Small privacy violations can have huge impact on individuals but don’t get the appropriate attention and followup under current HIPAA enforcement

To contrast the large data breaches in healthcare that get high public visibility but may have lesser known impacts on the individuals whose data is stolen with the little known breaches that can have a huge impact on a single individual, National Public Radio reported Small Violations of Medical Privacy Can Hurt Patients and Corrode Trust.

Noted by the report –

Under the federal law called the Health Insurance Portability and Accountability Act, or HIPAA, it's illegal for health care providers to share patients' treatment information without their permission. The Office for Civil Rights, the arm of the Department of Health and Human Services responsible for enforcing the law, receives more than 30,000 reports about privacy violations each year.

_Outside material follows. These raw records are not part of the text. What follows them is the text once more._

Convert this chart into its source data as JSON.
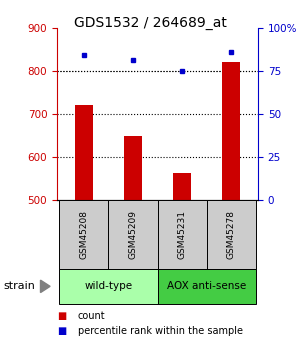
{
  "title": "GDS1532 / 264689_at",
  "samples": [
    "GSM45208",
    "GSM45209",
    "GSM45231",
    "GSM45278"
  ],
  "count_values": [
    720,
    648,
    563,
    820
  ],
  "percentile_values": [
    84,
    81,
    75,
    86
  ],
  "ylim_left": [
    500,
    900
  ],
  "ylim_right": [
    0,
    100
  ],
  "left_ticks": [
    500,
    600,
    700,
    800,
    900
  ],
  "right_ticks": [
    0,
    25,
    50,
    75,
    100
  ],
  "right_tick_labels": [
    "0",
    "25",
    "50",
    "75",
    "100%"
  ],
  "bar_color": "#cc0000",
  "dot_color": "#0000cc",
  "groups": [
    {
      "label": "wild-type",
      "samples": [
        0,
        1
      ],
      "color": "#aaffaa"
    },
    {
      "label": "AOX anti-sense",
      "samples": [
        2,
        3
      ],
      "color": "#44cc44"
    }
  ],
  "group_row_label": "strain",
  "legend_count_label": "count",
  "legend_percentile_label": "percentile rank within the sample",
  "sample_box_color": "#cccccc",
  "left_axis_color": "#cc0000",
  "right_axis_color": "#0000cc",
  "bar_width": 0.35
}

The bulk of the government's enforcement — and the public's attention — has focused on a small number of splashy cases in which hackers or thieves have accessed the health data of large groups of people. But the damage done in these mass breaches has been mostly hypothetical, with much information exposed, but little exploited.

The report also notes that –

Even when small privacy violations have real consequences, the federal Office for Civil Rights rarely punishes health care providers for them. Instead, the office typically settles for pledges to fix any problems and issues reminders of what the privacy law requires. It doesn't even tell the public which health providers have reported small breaches — or how many.

The Office of Civil Rights took some criticism in this NPR report:

The vast majority of the federal Office for Civil Rights' enforcement work has been directed at large-scale medical data breaches, whether or not they result in any demonstrable real-world harm.

Health providers are required to notify the office within 60 days of breaches affecting at least 500 people and also must share details with the media and contact those potentially affected. OCR's website makes public a list of these cases, highlighting them on what industry insiders dub the Wall of Shame.

Rarely do small privacy breaches get anywhere near the same attention, except when they involve celebrities or high-profile individuals.

Organizations only have to report them to OCR once a year. Even then, the agency doesn't post them online. HHS has rejected requests under the Freedom of Information Act for information about them.

Since 2009, OCR has received information about 1,400 large breaches. During the same time, more than 181,000 breaches affecting fewer than 500 individuals have been reported.

In September, the HHS inspector general issued 2 reports that criticized the Office for Civil Rights, including its handling of small breaches. One report said the OCR should strengthen its followup of breaches of Patient Health Information when reported by HIPAA covered entities.  Another report said the OCR should strengthen its oversight of covered entities’ compliance with the HIPAA Privacy Standards. The inspector general said OCR did not investigate the small breaches reported to it or log them in its tracking system.